Clemens’ awkward moment waiting for a ride
WASHINGTON – After six numbing hours of jury selection Wednesday in the first day of his perjury trial, during which Roger Clemens alternately waved, gnawed upon and rested a manila folder against his face, it seemed the only thing the former pitcher wanted to do was find his ride and get as far away from the courthouse as he could.
If only there was a ride.
So there Clemens stood in the scorching afternoon sun along with his wife, Debbie, and attorney Rusty Hardin, unable to race to a car. He was surrounded by a half circle of roughly 20 photographers and cameramen. Clemens swiveled his head. Hardin grinned though clenched teeth. The camera shutters whirred. A man in Clemens’ party frantically dialed his cell phone.
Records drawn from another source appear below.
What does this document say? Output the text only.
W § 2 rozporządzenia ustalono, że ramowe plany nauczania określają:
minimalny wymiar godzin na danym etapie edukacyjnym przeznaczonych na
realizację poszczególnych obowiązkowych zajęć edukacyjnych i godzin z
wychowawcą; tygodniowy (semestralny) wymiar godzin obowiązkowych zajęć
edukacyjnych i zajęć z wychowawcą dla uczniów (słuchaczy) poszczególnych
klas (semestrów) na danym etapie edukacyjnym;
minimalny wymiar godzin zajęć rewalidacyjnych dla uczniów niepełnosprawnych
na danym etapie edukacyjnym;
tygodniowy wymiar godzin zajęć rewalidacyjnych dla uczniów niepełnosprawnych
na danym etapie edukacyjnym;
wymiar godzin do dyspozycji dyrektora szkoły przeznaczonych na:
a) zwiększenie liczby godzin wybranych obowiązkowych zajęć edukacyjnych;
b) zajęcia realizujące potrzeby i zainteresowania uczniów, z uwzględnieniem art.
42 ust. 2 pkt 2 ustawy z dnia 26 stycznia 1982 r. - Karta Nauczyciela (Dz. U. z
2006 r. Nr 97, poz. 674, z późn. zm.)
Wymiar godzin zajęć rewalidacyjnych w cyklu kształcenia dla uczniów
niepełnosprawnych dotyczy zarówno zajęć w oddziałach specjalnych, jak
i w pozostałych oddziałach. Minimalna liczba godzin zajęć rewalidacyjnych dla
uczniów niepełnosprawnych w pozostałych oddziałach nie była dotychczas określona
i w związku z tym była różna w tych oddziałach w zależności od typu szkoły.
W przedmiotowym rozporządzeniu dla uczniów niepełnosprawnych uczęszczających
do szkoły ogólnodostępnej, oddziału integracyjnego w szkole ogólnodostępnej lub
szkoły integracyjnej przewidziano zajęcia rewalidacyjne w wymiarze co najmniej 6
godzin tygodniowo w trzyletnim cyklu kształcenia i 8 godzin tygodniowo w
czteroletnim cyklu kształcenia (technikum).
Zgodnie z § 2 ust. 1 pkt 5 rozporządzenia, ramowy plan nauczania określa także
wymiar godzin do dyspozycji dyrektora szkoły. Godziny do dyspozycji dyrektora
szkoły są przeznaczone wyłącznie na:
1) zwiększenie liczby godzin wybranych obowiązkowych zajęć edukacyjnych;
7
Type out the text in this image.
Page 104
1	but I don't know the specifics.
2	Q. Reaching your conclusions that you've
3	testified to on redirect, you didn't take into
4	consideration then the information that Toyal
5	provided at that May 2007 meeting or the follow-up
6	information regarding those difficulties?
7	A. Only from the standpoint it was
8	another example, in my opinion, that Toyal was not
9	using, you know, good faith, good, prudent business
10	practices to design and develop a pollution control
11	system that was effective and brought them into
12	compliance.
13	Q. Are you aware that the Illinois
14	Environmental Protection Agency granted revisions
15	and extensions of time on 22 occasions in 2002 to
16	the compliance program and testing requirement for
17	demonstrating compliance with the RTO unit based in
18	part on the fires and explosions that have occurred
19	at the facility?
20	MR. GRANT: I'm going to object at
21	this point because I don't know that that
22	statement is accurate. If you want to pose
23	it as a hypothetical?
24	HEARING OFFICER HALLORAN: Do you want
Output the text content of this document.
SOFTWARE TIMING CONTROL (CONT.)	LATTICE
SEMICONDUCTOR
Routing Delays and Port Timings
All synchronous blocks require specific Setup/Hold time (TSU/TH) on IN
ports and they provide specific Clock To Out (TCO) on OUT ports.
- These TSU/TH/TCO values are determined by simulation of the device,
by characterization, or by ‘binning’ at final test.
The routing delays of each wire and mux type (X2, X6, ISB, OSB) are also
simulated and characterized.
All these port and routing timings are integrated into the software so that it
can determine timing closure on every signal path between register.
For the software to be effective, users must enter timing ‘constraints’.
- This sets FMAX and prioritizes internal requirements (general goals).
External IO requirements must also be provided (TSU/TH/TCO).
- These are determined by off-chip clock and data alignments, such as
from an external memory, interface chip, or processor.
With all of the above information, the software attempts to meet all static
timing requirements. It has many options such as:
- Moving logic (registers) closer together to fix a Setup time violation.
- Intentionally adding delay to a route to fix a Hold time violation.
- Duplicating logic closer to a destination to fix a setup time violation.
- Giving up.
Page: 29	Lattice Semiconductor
“Hey!” the man shouted. “Hey.”
Traffic on 3rd Street NW was stopped. People craned their necks out of cars trying to see what was going on.
“Hey, Clemens!” one man shouted, waving his hand.
Clemens did not wave back.
Instead, the bewildered party pushed up the street and toward the wall of photographers. Click, click. click, went the shutters. Clemens stopped. The photographers stopped. Where was that car?
Clemens started up 3rd again, the photographers inching backward along with him. Finally he spotted a black Tahoe with Maryland plates idling at the corner of 3rd and C Street NW. He moved toward it, his wife and Hardin following behind. The doors opened, Clemens and his wife ducked in the back. Hardin climbed through the front passenger door.
“Where were ya!” Clemens said in his Texas drawl to the driver.
“Can’t get down this street,” the flustered driver said, pointing at the rush hour traffic clogging 3rd.
“Can’t get down this street,” Hardin repeated as the door shut and the Tahoe slowly inched around the corner and onto 3rd, which being D.C. at 5 p.m. had all the fluidity of maple syrup. There the Tahoe sat as photographers stood all around, snapping away. Finally, with more pictures than they could have expected, they stopped and began to walk away. One man, clutching a camera, stopped. He turned to the Tahoe, gazed at its slightly tinted windows and waved.
Nobody appeared to wave in return.
Instead, the Tahoe just sat and sat.